Voltlage – Angesichts von Gesundheitsgefahren, Flächenverbrauch und Beeinträchtigung des Landschaftsbildes kann es aus Sicht der Grünen aus der Samtgemeinde Neuenkirchen ohne weiteres keine Zustimmung zum Bau neuer Stromleitungen geben.  „Es fehlt immer noch ein deutschlandweites Gesamtkonzept zur zukünftigen Energieversorgung mit 100% Erneuerbaren, ausreichend Speicherkapazität und effizientester Technik“, betonte Vorstandsmitglied Laurenz Brackmann. Erst dann könne sich herausstellen, inwieweit neue Stromtrassen überhaupt erforderlich seien.

Josef Klausing wies auf die Planung hin, bis 2018 im Bereich Merzen-Hackemoor ein Umspannwerk zu errichten, wofür etwa 13 Hektar Land verbraucht werden könne. Ins Gespräch gebracht worden sei eine Nebentrasse von Westerholte über Balkum bis Bottum. Obwohl in der Regel ein Abstand von 400 Metern zu Siedlungen und 200 Meter zu Einzelhäusern einzuhalten sei, könne notfalls die Stromtrasse bis ans Haus reichen. Lediglich die Führung der Stromleitung über Häuser sei unzulässig.

Zum Zeitplan berichtete der Merzener Ratsherr, derzeit würden von der Landesbehörde ARL (Amt für Regionale Landentwicklung) die Stellungnahmen der Kommunen im Rahmen der Raumordnung ausgewertet. Etwa 2017 sei mit einem Planfeststellungsentwurf zu rechnen, der öffentlich ausgelegt werde und wozu dann jeder Bürger Stellung nehmen könne. Nach Auswertung erfolge ein Planfeststellungsbeschluss, gegen den geklagt werden könne. Die Genehmigungsbehörde rechne mit Baubeginn 2020 und Inbetriebnahme 2022.

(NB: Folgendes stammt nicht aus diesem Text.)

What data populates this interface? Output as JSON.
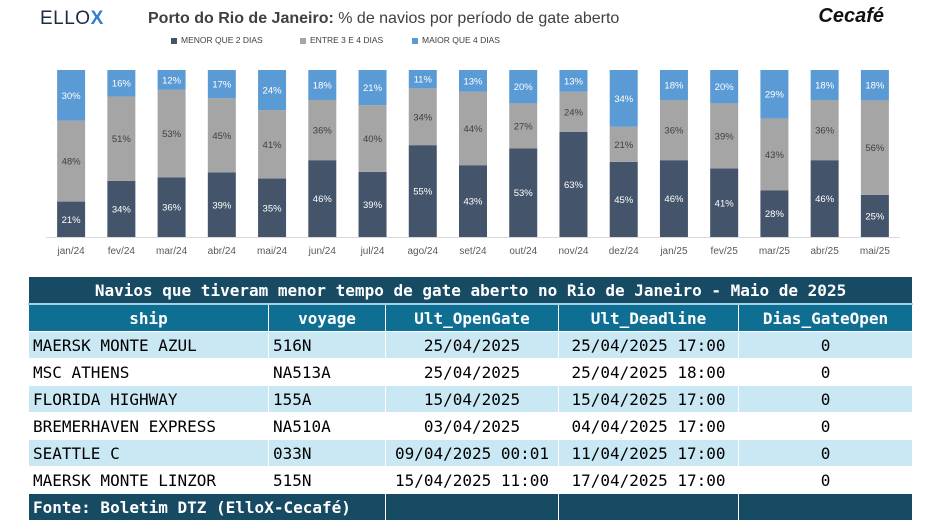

Dass ebenfalls 2022 spätestens das Atomkraftwerk Lingen abgeschaltet werden müsse, was die Stromtrassen entlaste, verstärkte bei den Grünen die Frage nach der Notwendigkeit neuer Trassen. Keinerlei zusätzliche Belastung sei dem ländlichen Raum zuzumuten, um Strom aus nicht ausgelasteten, mit Importkohle betriebenen Kraftwerken an der Küste abzutransportieren,  erklärte Brackmann. Bedenklich seien außerdem die Zusatzkosten für nicht unbedingt erforderliche neue Stromtrassen, die auf die Stromkunden umgelegt würden.

Über Studien mit dem Nachweis häufigerer Leukämiefälle in der Nähe von Stromtrassen berichtete Grünen-Vorstandsmitglied Hans Steiner. Es bestehe der Verdacht, dass die Magnetfelder der Stromleitungen ein Risikofaktor für Leukämie vor allem bei Kindern seien. Ab einer Dauerbelastung von 0,4 Mikro-Tesla (µT) werde die Möglichkeit der Verursachung von Krebs angenommen. Während deshalb die Schweiz ihren Grenzwert auf 1 µT gesenkt habe, betrage er in Deutschland noch immer 100 µT.

Soweit am Bau neuer Stromtrassen festgehalten werde, wollen die Grünen in der Samtgemeinde Neuenkirchen sich deshalb dafür einsetzen, möglichst weitgehend Erdkabel zu verlegen. Als völlig überteuert, vermutlich um abzuschrecken, stufte Grünen-Geschäftsführer Johannes Bartelt erste Erdkabelprojekte in Deutschland wie in Raesfeld ein. In anderen Ländern wie Belgien sei der Nachweis erbracht worden, das diese Technik wesentlich preiswerter zu realisieren sei.